Throwing my sushi box in his trashcan, I stood up to leave too. “I’m not talking against progress, Cuddy.”

“No, you’re talking against fried chicken.”

“I’m talking about how everybody's been swept into one big flood of momentary homogeneity.”

“You don’t say?” He quickly scanned today's editorial in the
Hillston Star
. “Well, hey, does momentary homogeneity have
anything to do with this?” He read out, “‘Chief Mangum to Murder Victim: Who Cares?’” and handed the paper back to me. As I read the editorial aloud, Cuddy opened his window to sprinkle fat crumbs from his KFC biscuit to the dingy pigeons waiting on his window ledge. When he finished, he grabbed the newspaper from me, balled it up, and lobbed it off his poster of Elvis Presley into the trash—his one trick shot. The police chief didn’t like the
Star
's asking why Hillston should have doubled the size of its police department and yet still be unable even to identify the bodies of homicide victims. He didn’t like being asked why in a national survey the Hillston Police Department should be ranked No. 1 in small cities in the Southeast when, instead of catching maniacs who sawed open young women's throats, it spent its time arresting innocent leading citizens of the community for murder—a reference to the Norris trial now going on downstairs in Superior Court where a Haver University professor had been charged with killing his wife. And most of all, Cuddy didn’t like the paper's calling for his resignation.
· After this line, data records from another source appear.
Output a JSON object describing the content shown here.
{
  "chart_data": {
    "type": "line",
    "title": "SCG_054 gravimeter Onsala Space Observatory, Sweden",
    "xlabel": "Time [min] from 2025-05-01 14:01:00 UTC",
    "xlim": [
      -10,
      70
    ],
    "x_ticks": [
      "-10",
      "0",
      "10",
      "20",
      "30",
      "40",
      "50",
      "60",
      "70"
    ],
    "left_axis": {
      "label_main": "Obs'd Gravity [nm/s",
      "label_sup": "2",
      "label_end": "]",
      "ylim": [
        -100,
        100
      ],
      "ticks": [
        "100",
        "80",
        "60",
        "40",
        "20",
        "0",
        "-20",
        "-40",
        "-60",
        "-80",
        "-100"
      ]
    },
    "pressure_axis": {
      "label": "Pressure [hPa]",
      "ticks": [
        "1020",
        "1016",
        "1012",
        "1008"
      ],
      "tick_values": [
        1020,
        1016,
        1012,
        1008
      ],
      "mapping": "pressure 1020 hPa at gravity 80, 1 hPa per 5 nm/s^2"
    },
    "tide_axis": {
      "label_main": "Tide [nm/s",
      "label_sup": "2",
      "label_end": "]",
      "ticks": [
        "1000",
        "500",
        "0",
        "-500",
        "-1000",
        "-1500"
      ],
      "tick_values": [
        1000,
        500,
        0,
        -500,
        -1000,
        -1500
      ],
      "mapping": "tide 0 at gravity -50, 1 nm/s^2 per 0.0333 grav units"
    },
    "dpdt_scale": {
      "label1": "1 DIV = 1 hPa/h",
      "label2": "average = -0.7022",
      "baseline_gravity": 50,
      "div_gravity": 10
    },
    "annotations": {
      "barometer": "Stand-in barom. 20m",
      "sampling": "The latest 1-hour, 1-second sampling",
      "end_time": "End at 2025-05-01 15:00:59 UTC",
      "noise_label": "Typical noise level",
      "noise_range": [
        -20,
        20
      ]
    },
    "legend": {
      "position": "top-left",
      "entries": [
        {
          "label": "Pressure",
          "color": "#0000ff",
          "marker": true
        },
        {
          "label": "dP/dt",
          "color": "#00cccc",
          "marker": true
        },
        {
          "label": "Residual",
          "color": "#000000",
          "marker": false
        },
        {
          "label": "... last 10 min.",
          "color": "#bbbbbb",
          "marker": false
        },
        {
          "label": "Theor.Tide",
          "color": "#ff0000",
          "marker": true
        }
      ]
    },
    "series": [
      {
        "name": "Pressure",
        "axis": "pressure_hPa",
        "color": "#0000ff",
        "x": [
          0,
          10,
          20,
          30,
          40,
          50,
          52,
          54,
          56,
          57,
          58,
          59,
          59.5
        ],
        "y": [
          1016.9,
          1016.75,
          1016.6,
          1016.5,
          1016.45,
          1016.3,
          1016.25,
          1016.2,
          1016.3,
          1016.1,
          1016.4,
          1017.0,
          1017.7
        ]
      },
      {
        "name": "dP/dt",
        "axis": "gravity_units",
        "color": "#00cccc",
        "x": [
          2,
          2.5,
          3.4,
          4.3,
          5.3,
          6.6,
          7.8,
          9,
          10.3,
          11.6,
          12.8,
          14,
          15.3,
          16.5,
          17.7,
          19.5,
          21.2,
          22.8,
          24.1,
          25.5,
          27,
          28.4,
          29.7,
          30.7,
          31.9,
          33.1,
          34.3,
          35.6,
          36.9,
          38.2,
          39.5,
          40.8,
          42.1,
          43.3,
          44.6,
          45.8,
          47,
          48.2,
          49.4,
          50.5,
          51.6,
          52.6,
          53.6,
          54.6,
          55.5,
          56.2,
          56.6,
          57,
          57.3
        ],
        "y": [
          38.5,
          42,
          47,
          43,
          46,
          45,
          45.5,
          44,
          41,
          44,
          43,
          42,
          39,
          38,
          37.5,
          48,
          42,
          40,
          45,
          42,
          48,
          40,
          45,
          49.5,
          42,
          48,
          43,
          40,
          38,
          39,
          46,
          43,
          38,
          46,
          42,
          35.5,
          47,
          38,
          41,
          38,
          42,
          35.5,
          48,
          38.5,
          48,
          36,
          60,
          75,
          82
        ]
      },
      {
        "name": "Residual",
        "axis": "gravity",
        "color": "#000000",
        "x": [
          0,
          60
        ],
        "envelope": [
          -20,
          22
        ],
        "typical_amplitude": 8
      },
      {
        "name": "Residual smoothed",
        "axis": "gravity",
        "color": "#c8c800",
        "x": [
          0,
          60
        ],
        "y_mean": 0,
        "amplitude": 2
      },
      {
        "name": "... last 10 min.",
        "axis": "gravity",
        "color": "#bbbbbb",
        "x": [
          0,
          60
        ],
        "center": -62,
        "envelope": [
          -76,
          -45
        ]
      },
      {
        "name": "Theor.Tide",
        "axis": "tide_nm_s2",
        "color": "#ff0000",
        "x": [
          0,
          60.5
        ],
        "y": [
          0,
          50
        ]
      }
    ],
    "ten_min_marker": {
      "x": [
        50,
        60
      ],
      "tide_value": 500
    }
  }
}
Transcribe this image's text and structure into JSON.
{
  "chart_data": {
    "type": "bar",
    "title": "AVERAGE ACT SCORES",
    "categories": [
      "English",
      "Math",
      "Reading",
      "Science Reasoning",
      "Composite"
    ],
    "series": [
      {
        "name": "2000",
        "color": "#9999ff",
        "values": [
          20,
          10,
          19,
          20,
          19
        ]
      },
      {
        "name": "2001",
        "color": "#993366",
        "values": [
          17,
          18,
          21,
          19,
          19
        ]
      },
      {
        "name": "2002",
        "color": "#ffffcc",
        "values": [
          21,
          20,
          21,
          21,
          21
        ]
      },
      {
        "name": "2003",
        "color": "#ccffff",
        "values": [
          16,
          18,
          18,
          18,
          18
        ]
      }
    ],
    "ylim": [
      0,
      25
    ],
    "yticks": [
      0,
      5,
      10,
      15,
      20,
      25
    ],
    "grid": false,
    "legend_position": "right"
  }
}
He slammed the window shut against the heat that raced into the room, scaring the pigeons into jumping half-an-inch. “Instead of blaming your troubles on how something fundamental's broken down since your great granddaddy's day, Justin—”

“It has broken down,” I interrupted.

The police chief held his drug-store watch to my face and tapped it. “What's broken down is you finding out who killed Jane. Time, my friend, time is doing a fast dance all over your handsome head. I figured while Alice was gone, you’d be on this case twenty-four—”

“I am—”

“Really? Looks like you’re up alone nights writing the sequel to
The Mind of the South
and brooding over the collapse of civilization.”